Nestle fell short of earnings expectations for 2017, citing “challenging environments” in their North American and Brazilian markets.
The Swiss food giant saw organic growth of 2.4 percent for the year, at the “low end” of expectations, due to a slower growth of 1.9 percent in their fourth quarter, according to the company’s press release. It forecasts growth of between 2 and 4 percent in 2018.
Schneider meanwhile described sales growth in Europe and Asia as “encouraging,” and saw much to be gained from the current global growth picture. Sales in China saw modest improvement on the previous year, while all categories reported positive growth, led by coffee, petcare and Nestle Health Science.
“From a macro point of view, we’re seeing a benign environment right now,” he described.
“Europe has recovered very nicely over last one or two years, we’re seeing positive signs in North America, continued strength in Asia Pacific, and most emerging markets are doing well or on the mend.”

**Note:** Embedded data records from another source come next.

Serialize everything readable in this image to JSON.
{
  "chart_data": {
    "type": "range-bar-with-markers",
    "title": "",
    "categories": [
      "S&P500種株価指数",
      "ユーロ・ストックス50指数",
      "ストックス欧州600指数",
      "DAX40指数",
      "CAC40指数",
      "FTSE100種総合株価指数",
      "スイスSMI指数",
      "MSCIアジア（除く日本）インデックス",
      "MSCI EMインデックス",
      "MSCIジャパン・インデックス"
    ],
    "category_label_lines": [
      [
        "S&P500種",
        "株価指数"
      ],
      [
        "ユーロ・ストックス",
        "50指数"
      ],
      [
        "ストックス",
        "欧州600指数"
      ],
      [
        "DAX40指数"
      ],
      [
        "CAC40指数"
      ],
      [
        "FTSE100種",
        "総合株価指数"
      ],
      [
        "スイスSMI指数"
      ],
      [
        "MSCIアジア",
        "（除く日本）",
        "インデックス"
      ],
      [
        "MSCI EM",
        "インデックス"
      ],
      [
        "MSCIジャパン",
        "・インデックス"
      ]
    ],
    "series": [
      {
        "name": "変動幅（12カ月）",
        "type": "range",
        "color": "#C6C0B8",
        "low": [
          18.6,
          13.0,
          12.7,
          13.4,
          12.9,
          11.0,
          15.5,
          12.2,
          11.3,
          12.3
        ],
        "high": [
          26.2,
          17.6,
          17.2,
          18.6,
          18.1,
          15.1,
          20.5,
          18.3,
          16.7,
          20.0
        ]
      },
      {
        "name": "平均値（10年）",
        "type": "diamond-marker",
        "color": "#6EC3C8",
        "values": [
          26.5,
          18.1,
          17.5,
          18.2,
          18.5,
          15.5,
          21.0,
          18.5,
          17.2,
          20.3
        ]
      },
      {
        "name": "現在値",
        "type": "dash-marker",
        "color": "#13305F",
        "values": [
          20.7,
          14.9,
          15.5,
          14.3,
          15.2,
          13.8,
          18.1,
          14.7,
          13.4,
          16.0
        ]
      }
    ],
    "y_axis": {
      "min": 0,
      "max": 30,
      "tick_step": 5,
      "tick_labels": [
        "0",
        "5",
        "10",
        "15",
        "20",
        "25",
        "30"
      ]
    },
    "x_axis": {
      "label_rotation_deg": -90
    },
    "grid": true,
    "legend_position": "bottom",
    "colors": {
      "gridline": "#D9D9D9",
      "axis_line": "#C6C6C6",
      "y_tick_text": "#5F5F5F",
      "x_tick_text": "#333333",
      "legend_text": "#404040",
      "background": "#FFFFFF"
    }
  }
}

In the U.S., Schneider noted a “longer-than-usual time delay” for the positive macroeconomic data to feed into consumer spending. Nestle posted a gain of $ 850 million from U.S. corporate tax cuts, and projects to save $ 300 million a year in taxes.
The company also issued a statement indicating it would not renew a shareholder agreement with L’Oreal, in which is has a 23 percent stake, beyond March 21 of this year. Schneider avoided offering details on the future of the stake, except to say that there was no intention of increasing it.